Michael Lamb and Megan Sim approach the complex question of criminal responsibility from the perspective of developmental psychology. Moreover, the authors broaden the discussion by contrasting responses to, and socio-legal formulations of, children as both victims/witnesses and offenders/suspects. The authors mobilize a substantial volume of recent research-based literature in considering the applications and implications of child development for youth justice law, policy and practice.
Finally, Claire McDiarmid embraces the myriad legal complexities intrinsic to notions of criminal responsibility and criminal capacity and illustrates inconsistencies in practice by referring to case law. For McDiarmid the child’s levels of understanding and experience are of pivotal importance and neither, she argues, necessarily map onto chronological age.
Inevitably, there are key points of divergence and difference within, and across, each of the substantive articles. There are also core points at which the articles converge and intersect. All of the authors are struck by inconsistencies between civil and criminal statute. Each is concerned with the conspicuously low minimum ages of criminal responsibility that pertain in UK jurisdictions. All four articles unsettle what might otherwise be taken-for-granted and each makes a case for reforming the way in which law, policy and practice define the legal personality of the child in criminal proceedings.
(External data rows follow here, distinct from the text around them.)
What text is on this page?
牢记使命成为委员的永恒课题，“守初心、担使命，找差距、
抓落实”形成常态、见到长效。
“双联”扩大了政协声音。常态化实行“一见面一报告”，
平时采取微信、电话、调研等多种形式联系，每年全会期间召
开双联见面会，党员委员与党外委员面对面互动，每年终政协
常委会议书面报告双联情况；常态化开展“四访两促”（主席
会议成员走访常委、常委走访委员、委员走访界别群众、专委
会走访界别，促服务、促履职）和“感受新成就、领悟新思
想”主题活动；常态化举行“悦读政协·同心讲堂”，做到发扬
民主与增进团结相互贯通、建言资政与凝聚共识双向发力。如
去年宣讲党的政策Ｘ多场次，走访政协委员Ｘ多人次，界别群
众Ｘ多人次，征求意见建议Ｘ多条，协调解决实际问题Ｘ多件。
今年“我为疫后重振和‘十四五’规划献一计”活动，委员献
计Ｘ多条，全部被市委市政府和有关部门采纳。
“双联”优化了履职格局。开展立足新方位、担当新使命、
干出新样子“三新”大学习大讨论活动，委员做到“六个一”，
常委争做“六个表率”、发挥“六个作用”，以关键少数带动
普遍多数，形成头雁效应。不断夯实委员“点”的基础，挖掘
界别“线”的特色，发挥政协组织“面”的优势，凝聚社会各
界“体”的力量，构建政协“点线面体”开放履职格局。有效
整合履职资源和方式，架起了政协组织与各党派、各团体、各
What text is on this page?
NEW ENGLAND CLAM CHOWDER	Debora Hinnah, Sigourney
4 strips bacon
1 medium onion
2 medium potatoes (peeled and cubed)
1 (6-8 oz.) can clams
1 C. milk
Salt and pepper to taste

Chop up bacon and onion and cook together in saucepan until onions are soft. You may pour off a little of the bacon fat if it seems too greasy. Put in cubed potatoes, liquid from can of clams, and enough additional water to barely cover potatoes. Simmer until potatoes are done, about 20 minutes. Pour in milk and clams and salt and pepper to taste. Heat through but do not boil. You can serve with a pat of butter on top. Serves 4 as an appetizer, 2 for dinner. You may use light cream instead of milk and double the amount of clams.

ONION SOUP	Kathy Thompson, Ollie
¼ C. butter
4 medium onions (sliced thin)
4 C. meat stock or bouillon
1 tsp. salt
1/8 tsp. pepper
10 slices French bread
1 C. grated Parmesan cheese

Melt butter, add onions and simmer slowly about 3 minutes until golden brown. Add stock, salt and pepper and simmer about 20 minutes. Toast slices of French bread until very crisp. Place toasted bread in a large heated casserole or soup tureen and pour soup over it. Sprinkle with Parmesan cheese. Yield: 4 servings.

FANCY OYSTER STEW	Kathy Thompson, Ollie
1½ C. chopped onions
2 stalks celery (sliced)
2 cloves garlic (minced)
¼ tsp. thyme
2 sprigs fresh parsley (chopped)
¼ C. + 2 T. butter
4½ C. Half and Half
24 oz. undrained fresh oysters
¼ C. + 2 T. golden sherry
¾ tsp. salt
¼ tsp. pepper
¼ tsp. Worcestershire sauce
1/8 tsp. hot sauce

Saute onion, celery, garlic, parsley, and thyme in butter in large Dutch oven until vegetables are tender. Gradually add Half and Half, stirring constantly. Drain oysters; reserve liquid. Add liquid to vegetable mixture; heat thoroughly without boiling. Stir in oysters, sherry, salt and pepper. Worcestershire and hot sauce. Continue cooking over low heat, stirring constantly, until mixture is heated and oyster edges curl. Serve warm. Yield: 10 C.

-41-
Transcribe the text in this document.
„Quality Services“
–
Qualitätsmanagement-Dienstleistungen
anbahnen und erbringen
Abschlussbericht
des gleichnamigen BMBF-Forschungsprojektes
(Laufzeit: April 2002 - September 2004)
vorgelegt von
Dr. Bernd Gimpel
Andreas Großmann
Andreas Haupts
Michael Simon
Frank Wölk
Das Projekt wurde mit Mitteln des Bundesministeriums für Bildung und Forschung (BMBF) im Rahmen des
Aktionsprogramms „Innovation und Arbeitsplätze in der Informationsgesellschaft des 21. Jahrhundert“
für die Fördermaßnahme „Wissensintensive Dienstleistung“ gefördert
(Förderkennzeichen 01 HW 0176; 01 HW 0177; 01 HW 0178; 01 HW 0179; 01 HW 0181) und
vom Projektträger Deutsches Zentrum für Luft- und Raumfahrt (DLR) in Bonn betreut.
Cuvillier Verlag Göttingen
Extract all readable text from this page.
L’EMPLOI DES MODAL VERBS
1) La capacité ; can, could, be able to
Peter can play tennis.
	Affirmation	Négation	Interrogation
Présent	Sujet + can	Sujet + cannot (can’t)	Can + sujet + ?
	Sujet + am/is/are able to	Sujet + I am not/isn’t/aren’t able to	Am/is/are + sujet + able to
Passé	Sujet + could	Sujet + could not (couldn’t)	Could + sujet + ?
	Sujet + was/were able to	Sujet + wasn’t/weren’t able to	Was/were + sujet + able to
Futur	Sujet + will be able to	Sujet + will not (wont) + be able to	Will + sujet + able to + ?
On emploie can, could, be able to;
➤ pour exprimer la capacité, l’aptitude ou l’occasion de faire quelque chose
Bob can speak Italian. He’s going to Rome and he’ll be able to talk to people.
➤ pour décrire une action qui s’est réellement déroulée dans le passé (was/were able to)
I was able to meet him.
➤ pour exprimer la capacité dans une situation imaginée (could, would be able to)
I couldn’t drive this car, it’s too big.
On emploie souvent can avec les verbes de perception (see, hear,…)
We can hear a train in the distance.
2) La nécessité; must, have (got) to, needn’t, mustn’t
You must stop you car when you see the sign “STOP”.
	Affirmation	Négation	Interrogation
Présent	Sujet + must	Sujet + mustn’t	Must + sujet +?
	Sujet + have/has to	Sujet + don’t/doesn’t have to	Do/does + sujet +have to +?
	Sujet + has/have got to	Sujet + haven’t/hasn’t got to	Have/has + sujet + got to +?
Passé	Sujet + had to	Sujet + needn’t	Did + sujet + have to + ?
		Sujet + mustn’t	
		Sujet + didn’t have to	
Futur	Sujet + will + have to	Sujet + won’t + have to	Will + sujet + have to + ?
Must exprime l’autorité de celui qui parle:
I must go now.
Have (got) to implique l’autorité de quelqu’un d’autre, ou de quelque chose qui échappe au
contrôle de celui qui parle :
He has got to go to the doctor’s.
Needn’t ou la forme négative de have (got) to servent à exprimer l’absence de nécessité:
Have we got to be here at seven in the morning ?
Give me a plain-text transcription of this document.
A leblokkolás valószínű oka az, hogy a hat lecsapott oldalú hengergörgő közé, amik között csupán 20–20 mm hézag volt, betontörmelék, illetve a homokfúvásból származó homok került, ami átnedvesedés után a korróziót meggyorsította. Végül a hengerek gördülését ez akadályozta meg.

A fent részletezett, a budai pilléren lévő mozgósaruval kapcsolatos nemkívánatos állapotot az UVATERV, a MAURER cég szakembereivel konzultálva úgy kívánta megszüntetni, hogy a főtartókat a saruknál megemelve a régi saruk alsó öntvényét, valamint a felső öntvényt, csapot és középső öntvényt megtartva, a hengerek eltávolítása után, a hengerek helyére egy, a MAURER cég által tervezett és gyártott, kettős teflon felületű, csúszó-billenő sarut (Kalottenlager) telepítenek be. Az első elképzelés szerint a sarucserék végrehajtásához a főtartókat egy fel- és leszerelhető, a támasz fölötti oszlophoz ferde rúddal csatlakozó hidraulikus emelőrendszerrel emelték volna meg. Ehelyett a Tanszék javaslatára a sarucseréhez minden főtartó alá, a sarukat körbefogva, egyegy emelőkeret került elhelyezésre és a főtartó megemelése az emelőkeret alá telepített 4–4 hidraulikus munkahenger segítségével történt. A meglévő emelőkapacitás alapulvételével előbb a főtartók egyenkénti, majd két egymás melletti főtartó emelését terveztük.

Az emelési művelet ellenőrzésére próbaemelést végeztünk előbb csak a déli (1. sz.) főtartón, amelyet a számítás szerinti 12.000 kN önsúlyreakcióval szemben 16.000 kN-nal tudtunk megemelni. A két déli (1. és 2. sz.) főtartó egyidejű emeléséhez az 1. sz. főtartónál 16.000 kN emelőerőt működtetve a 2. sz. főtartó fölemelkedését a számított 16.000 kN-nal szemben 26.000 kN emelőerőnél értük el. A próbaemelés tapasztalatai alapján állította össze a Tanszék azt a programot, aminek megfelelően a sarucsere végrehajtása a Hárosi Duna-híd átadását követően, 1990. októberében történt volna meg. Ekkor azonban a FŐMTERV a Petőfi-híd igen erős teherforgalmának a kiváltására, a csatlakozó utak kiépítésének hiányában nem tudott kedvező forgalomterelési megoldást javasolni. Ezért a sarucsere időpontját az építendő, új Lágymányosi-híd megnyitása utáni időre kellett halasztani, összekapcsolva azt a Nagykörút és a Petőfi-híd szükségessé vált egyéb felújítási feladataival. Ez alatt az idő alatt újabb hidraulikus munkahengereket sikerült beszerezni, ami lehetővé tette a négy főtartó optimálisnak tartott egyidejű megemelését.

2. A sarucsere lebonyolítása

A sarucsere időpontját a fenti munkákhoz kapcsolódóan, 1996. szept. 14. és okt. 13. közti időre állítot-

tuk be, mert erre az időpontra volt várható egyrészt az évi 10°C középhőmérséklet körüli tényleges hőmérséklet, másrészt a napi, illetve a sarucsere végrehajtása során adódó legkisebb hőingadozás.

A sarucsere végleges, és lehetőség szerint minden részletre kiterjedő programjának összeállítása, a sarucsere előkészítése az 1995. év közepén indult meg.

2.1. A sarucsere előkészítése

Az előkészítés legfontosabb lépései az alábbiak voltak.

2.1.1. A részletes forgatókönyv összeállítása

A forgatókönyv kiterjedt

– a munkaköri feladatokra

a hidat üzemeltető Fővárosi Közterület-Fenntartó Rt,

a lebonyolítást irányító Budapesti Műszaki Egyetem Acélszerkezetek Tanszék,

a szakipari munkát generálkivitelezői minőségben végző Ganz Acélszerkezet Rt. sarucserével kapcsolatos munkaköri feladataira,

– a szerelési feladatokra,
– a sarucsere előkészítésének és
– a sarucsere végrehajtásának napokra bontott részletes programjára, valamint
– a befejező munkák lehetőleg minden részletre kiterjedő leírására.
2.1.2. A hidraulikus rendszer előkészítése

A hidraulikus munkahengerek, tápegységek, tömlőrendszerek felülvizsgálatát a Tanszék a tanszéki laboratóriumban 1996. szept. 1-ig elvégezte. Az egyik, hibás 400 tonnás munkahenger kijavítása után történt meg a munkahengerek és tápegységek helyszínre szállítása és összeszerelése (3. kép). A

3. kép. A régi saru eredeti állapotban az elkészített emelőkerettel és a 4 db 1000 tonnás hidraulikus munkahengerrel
By organizing the Royal College of Psychiatrists Special Interest Group conference in October 2012, and by co-editing this special issue of the journal, we hope that what follows will make a positive contribution towards illuminating understanding and improving practice. We submit that the substantive articles provide a reasoned treatment of the issues under consideration and should support progressive reform in the way in which youth justice systems and criminal statutes impact upon children and, ultimately, the wider community.